Contains mild spoilers.
I've seen some daft films in my time but nothing prepared me for Joseph Lawson's Antarctic Nazi exploitation craziness. Maybe if I'd take the time to research it a bit and discovered its US title I would have had more on an inkling I'd bought a first class ticket to crazytown and importantly I may have saved myself from all the cinematic lunacy as it's not a zombie film.
You see, the decaying Nazi foot soldiers aren't actually dead. They're nearly dead; they should be dead, but they're not. From the cover and title I'd kind of assumed another Dead Snow, and I'd even wondered if this was to be another Draugr film but Dr. Josef Mengele (Christopher Karl Johnson), the evil mad scientist and leader's minions are in fact patched up monstrosities kept alive with harvested flesh and organs taken from unsuspecting Antarctic researchers. They're foul looking and kind of behave for the most part like zombies but they're very much alive. A certain Nazi bigwig is kind of either brought back to life or reanimated with half an hour to go and I guess he could be a kind of zombie but I'd just be opening a big can of worms if I said he was, and in all honesty it's not something I care to do and I don't think he really is. In fact as the film was reaching it's truly off the scale bat-shit-crazy climax I was in two minds whether to actually write a review for my blog and it was only Paige Morgan (Dominique Swain) shouting 'bobble headed zombie Nazi son of a bitch' that swayed me to do so.
It all starts reasonably sane and safe, if seventy odd year old hidden Nazi kind-of-zombies capturing Antarctic research students to experiment on and harvest, can be deemed safe. Paige and Brian Moak (Trevor Kuhn) out experimenting on the ice are seized and taken to the Nazi secret underground bunker. After failing to check in, the rest of the Antarctic team lead by Dr. Lucas Moss (Joshua Michael Allen) set off to look for them only to find signs of a struggle and footprints leading off into a series of caverns that go deep under the ice.

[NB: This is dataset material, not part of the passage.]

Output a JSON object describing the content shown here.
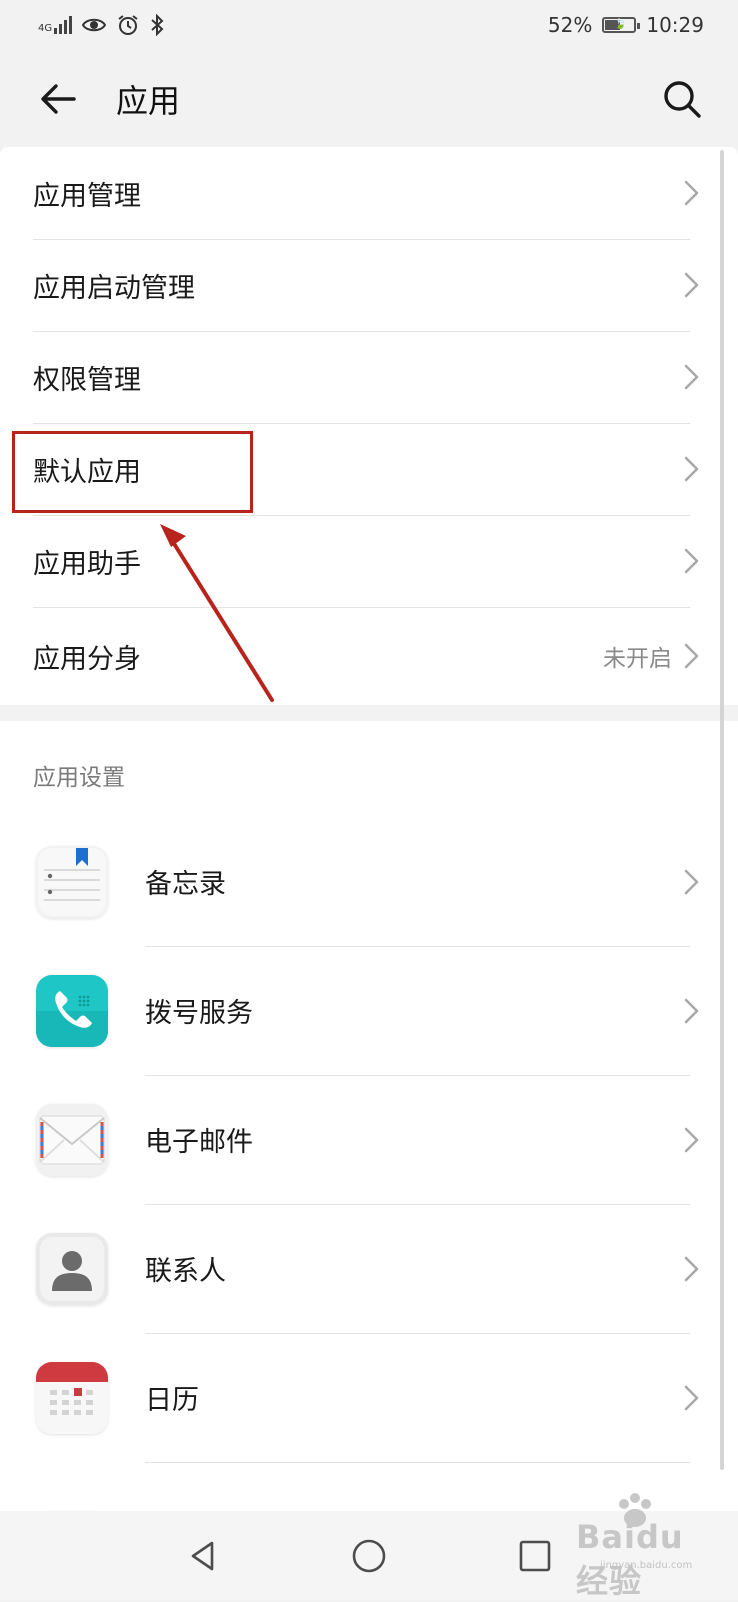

It's a 'The Asylum' picture so it's in your face 'B' movie stuff with CG and blue-screen effects in keeping with the low budget direct to TV/DVD standard the studio is known for, and a script not afraid to jump off the deep end. As such I was ready for when the caverns lead to some kind of prehistoric (without dinosaurs, though I don't know why with everything else that happens) centre of the earth lost world. I was also ready when when the gang found the secret Nazi complex and the lead Antarctic scientist Dr. Adrian Reistad (Jake Busey) was outed as a Nazi sympathiser and explained how he was complicit helping them stay alive and preparing to take on the world and begin a fourth Reich.
I like a good bad film and so far so good. I'd left my brain at the door, ignored the dialogue, laughed at the narrative and cringed at some of the truly gratuitous gore sequences. It was daft, the pacing was all over the place but it was all interesting enough and the acting wasn't that bad. There was nothing I could have done to prepare me for where the film went for final thirty or so minutes though.
I imagine writer Paul Bales half way through writing a semi-serious screenplay about kind-of-zombie Nazis and lost worlds just suddenly said ah, fuck it and every idea screwed up under his desk was picked up, unfurled and added to the mix. But as much as I want to say it's the most painful, mind numbingly atrocious, absurd piece of cinematic fruitcake I've yet seen, I couldn't help but be blown away by the sheer ambition and audacity of it all. That someone took the screenplay, read it and exclaimed they would make it, on its own is breathtaking; that they actually did with seriousness, consistency and coherence is truly mind blowing.
One of the most ambitiously ludicrous films I've ever seen with very little to recommend it other than to say that you actually have, Bloodstörm is an ultimate 'B' movie. You can't help but admire everyone involved in getting this made but you also have to question how and why they did. I imagine after that first screening to friends and family there would have been a lot of awkward polite smiles and nods, and a lot of excuses to leave quickly. A bad film made kind of good only through the audacity to be as mad as a bag-of-cats, just not a zombie one, 4/10.